2001 film by Anne Fontaine

How I Killed My Father (Comment j'ai tué mon père) is a 2001 French thriller drama film directed by Anne Fontaine.

==Plot==
Jean-Luc, an established gerontologist, has not had any contact with his father, Maurice, for many years and thinks he is dead. Jean-Luc lost touch when his father left his family to work as a physician in Africa.

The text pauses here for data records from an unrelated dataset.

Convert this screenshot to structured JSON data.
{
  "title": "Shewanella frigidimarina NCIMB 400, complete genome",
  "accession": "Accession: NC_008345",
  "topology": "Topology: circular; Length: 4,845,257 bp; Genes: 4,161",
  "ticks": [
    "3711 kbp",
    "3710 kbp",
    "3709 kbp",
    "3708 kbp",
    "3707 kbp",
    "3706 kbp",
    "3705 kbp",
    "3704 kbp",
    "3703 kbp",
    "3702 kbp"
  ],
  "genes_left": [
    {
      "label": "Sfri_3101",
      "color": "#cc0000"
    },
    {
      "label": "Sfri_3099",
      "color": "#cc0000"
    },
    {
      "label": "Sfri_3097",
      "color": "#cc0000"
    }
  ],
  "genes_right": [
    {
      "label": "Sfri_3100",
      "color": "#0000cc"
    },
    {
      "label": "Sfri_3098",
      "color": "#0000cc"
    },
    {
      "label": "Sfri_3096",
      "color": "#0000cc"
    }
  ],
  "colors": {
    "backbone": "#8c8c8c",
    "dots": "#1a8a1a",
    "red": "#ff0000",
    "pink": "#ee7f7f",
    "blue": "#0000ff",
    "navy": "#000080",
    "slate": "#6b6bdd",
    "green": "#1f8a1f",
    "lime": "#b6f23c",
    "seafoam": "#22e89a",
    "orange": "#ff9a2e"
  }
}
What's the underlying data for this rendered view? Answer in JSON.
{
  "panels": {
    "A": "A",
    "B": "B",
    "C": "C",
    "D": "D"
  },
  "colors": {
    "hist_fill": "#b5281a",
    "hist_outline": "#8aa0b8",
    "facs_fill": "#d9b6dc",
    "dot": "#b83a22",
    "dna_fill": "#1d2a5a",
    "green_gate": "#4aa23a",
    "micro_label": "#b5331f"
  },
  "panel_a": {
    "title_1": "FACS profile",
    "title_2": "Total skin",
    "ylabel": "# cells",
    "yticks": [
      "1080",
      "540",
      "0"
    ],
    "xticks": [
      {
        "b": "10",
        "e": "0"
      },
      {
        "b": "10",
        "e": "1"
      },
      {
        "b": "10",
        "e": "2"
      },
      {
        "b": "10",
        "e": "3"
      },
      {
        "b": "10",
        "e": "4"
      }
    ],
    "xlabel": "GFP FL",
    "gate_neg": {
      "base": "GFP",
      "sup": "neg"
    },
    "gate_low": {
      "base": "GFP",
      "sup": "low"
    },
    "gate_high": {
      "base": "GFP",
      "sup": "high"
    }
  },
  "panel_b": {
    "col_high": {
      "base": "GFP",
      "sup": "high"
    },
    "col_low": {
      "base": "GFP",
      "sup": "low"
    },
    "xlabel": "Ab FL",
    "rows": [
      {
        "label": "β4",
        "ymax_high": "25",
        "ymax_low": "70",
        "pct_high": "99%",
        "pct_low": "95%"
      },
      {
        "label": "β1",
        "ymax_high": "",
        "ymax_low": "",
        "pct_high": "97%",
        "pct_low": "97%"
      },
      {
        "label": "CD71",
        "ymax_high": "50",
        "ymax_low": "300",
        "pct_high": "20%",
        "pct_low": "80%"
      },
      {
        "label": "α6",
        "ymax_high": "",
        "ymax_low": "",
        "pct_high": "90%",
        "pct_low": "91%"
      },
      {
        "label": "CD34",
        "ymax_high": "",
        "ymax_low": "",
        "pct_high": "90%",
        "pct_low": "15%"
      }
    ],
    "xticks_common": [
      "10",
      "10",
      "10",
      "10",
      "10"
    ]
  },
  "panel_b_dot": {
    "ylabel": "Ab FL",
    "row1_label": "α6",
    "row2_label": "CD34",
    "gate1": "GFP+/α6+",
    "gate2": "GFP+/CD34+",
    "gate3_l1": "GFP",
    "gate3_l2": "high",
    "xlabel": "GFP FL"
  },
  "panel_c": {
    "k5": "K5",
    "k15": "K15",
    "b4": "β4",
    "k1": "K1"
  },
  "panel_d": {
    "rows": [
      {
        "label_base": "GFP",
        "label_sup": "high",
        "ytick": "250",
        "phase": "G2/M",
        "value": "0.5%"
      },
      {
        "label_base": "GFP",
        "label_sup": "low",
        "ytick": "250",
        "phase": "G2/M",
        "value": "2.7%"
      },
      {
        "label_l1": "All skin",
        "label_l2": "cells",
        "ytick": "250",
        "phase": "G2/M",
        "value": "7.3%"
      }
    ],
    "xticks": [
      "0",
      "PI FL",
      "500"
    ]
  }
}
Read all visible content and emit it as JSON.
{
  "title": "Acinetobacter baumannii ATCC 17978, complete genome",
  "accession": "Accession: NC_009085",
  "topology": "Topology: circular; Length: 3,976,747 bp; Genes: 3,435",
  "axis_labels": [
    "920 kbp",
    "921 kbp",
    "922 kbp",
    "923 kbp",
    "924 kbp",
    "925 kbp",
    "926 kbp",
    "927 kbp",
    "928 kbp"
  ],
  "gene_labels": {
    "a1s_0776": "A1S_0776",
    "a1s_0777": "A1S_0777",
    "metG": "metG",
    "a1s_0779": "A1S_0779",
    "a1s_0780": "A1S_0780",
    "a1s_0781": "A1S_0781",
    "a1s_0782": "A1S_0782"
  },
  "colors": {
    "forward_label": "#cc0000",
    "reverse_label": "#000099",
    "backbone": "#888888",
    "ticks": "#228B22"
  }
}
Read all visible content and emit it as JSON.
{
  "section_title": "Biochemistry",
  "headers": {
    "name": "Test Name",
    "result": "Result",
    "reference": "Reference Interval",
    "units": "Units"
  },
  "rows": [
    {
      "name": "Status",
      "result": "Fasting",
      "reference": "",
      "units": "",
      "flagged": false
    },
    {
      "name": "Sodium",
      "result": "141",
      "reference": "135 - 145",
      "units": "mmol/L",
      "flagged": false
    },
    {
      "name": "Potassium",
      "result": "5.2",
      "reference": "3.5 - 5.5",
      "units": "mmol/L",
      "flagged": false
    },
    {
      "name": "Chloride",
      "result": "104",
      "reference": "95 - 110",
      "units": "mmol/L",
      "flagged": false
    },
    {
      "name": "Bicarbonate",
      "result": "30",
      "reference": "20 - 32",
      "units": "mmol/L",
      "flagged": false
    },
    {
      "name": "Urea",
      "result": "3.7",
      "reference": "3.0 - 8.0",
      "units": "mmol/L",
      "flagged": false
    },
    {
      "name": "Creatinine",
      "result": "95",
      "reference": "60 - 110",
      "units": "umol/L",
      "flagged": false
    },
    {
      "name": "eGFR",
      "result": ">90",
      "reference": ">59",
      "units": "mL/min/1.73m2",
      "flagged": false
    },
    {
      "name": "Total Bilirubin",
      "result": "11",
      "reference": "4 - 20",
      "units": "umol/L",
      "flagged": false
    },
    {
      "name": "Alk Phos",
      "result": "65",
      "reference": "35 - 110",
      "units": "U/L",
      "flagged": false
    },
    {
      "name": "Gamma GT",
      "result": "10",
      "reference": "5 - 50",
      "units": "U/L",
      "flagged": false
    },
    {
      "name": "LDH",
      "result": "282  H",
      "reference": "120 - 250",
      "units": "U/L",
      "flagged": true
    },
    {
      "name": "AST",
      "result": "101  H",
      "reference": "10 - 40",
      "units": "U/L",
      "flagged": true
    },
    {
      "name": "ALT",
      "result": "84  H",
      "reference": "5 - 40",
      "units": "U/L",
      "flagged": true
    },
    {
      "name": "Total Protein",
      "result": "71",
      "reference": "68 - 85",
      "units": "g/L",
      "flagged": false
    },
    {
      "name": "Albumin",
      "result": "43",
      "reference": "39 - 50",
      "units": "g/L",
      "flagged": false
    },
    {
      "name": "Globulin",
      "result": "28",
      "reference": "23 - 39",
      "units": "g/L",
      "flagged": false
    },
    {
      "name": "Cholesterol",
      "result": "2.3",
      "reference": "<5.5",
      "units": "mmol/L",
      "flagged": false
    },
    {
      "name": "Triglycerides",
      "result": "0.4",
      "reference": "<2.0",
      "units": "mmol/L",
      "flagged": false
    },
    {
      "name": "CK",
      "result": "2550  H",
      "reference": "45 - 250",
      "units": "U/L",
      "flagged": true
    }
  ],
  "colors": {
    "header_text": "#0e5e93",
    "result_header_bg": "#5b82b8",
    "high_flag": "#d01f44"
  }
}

Without notice, the father reappears. He is bankrupt and moves into his son's home for several days. He annoys Jean-Luc with compliments that sound like accusations. Or is it Jean-Luc that always hears irony? His wife likes the senior immediately, and even Jean-Luc's younger brother accepts him. Jean-Luc would like to kill his father but...

==Cast==
- Charles Berling as Jean-Luc
- Michel Bouquet as Maurice
- Natacha Régnier as Isa
- Stéphane Guillon as Patrick
- Amira Casar as Myriem
- Hubert Koundé as Jean-Toussaint
- Karole Rocher as Laetitia
- François Berléand as The patient

==Reception==
The review aggregator Rotten Tomatoes reported that 89% of critics have given the film a positive review based on 44 reviews, with an average rating of 7.2/10. The site's critics consensus reads: "How I Killed My Father is a penetrating character study of father-son ties". On Metacritic, the film has a weighted average score of 78 out of 100 based on 18 critics, indicating "generally favorable reviews".

Elvis Mitchell of The New York Times said that "[the film is a] kind of murder mystery, but eventually the only victim is the audience's interest -- the picture is uncompromising and inauspicious".

Lisa Schwarzbaum of Entertainment Weekly commented that "[t]he script is a steady accretion of small stabs to the heart, propelling the gorgeous performances of Berling, Regnier, and especially the 76-year-old French cinema veteran Bouquet, whose every faint smile is killing".

Ty Burr of The Boston Globe wrote "Hushed but scalpel-sharp drama, a [film] that'll probably send men in the audience home much quieter than they arrived".